Squeak

166 16 4
                                    

Jisung, Haechan
Horror
©fedmydream

°°°

“Psst, Jisung.”

Terdengar rapuh dan kosong, Jisung spontan terjaga saat kusen tua jendela kamarnya berdecit di tengah siang bolong. Terdapat jari-jari yang berusaha membukanya bersama wajah panik di balik kaca yang kusam. Jisung segera turun dari ranjang dan bergegas menggeser kunci sehingga pria itu dapat masuk. Sweter merahnya tampak kotor penuh dengan daun - daun kering, juga sobek di beberapa sisi. Jisung lantas membantunya bangkit dan menuntunnya duduk di kursi belajar.

“Kak Haechan baik - baik saja?”

Yang dipanggil Haechan itu menggeleng, kala Jisung menatapnya lebih lekat, terdapat luka lecet di sekitar matanya. Jisung baru akan mengambil kotak obat di bawah ranjang jika saja pria itu tidak menahan lengannya.

“Jangan tinggalkan aku,” kata Haechan ketakutan.

Jisung spontan bersimpuh sembari menggenggam kedua tangan Haechan yang rupanya sama kotor penuh dengan sisa daun kering. Melihatnya, tanpa sadar mata Jisung menyorot sendu bersama usaha untuk membersihkan kulit tersebut dengan jari-jarinya; sentuhan-sentuhan kecil. Dalam diam, Haechan memperhatikan pucuk kepala Jisung seraya tersenyum.

“Apa ini ulah ibumu lagi, Kak?” Jisung mendongak, menyiratkan desak melalui semestanya.

Senyum di wajah Haechan seketika pudar. Garis tipis yang ditunjukkan telah menjadi jawaban bagi keduanya.

Jisung kemudian bangkit lalu berujar lembut, “Aku tidak akan meninggalkan Kakak, aku hanya akan mengambil kotak obat di bawah ranjang.”

Haechan terdiam sesaat sebelum akhirnya mengangguk dan melepaskan Jisung. Jisung lalu mengambil kotak obat dan kembali seraya menyeret kursi lain di ujung ruangan. Mereka kini duduk berhadapan, diam-diam Haechan menyorot upaya Jisung mengobatinya. Tidak ada dialog yang melingkupi keduanya, jari Jisung menjadi satu-satunya yang bekerja keras di antara deretan luka.

“Kau tahu ini adalah usaha yang sia-sia, bukan?”

Menjadi kalimat yang menghentikan Jisung.

Netranya lantas menangkap semesta milik Haechan, tertegun untuk beberapa saat kala tidak ada yang ia temukan selain ruang hitam putih; mengingatkannya akan sesuatu. Sepersekian detik, bahunya tersentak kala tangan Haechan menangkap jarinya dan membawa kehangatan itu pada dadanya, pada jantungnya.

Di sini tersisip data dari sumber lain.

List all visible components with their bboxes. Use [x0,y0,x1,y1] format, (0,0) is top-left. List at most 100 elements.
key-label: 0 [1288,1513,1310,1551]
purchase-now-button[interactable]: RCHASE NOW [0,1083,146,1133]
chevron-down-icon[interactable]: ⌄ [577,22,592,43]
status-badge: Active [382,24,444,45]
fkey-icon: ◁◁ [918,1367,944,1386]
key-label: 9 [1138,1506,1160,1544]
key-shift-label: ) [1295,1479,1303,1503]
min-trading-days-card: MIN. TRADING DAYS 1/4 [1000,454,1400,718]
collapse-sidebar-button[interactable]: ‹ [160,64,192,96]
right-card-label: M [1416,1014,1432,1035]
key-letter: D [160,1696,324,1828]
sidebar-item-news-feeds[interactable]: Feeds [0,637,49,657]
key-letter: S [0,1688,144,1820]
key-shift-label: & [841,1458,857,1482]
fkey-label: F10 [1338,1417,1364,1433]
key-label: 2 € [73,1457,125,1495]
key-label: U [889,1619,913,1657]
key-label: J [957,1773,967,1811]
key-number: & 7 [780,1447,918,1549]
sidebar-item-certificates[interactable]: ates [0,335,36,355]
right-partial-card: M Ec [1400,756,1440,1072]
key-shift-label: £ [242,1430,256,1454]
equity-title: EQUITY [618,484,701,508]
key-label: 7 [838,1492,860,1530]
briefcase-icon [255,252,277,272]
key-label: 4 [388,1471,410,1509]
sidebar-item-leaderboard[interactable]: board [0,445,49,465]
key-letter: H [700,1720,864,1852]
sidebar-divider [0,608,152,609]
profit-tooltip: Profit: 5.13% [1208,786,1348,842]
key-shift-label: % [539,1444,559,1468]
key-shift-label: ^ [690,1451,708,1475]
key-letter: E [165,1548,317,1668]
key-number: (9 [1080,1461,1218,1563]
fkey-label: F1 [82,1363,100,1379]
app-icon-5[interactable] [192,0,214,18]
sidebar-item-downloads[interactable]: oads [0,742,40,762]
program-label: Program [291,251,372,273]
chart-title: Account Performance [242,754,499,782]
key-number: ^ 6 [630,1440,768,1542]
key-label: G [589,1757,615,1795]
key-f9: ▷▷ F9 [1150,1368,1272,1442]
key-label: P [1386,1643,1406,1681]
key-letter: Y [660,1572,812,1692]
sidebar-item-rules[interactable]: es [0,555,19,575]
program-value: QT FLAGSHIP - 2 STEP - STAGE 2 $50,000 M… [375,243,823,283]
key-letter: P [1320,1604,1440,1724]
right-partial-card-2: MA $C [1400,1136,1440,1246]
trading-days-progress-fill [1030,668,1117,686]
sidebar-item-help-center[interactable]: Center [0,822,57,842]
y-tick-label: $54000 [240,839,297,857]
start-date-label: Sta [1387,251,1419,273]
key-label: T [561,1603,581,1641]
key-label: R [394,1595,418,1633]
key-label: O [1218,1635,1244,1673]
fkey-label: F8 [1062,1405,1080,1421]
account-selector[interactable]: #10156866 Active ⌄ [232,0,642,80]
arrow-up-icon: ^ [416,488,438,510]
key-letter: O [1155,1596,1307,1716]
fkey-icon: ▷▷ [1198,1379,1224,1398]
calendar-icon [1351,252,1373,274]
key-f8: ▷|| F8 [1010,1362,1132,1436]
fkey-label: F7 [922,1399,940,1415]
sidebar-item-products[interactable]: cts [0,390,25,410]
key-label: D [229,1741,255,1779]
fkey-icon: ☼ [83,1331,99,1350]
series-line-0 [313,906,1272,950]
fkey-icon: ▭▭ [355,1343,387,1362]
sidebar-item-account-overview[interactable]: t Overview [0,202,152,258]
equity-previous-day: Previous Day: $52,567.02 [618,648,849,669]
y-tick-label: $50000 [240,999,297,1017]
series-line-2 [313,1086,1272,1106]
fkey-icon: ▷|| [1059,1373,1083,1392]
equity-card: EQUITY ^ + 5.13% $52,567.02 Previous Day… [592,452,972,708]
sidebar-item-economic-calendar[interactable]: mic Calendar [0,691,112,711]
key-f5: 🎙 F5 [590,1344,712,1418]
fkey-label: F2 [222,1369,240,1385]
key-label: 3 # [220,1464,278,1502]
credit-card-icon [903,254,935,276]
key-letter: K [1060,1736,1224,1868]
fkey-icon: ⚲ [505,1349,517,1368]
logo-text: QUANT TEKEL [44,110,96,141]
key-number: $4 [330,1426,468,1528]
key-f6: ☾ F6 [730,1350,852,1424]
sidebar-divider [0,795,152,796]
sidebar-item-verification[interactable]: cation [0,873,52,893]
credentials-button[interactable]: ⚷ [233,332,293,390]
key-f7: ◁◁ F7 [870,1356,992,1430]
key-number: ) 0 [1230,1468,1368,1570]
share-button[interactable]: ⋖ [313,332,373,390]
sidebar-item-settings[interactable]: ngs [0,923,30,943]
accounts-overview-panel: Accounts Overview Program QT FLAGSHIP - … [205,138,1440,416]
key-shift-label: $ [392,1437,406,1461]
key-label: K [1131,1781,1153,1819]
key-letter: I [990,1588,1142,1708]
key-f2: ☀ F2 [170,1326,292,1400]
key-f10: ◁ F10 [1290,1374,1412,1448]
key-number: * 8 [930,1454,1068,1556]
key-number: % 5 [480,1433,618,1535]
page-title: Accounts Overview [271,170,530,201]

“Kau melupakan sesuatu, Jisung.”

Hanya ada satu ritme di ruangan itu.

Kemudian seseorang membuka pintu ruangan. Ayah Jisung muncul seraya mengedarkan pandangan, mata spontan memicing saat menemukan putranya tengah terduduk dengan kotak obat di pangkuannya. Di hadapan anak itu, terdapat satu kursi kosong yang penuh dengan daun-daun kering. Tidak berhenti di sana, masih banyak daun yang tersisa dan membentuk jalur menuju jendela kamar. Jisung kemudian bangkit dan menatapnya.

“Ayah, aku bisa--”

“Lee Haechan. Seorang anak laki-laki berumur 16 tahun, tinggal di samping rumah kita. Karena sering dipukuli oleh ibunya, anak itu selalu kabur dan memanjat dinding samping rumah untuk bersembunyi di kamarmu,” Ayah melanjutkannya, kali lebih tajam. “Tapi dinding rumah kita rata dan tidak ada celah apa pun untuk bisa naik ke lantai dua selain menggunakan tangga, dan kita tidak memiliki tangga. Kemudian, Jisung, bahkan kita tidak memiliki tetangga di sini. Jadi, berhenti membicarakan teman imajinasimu itu!”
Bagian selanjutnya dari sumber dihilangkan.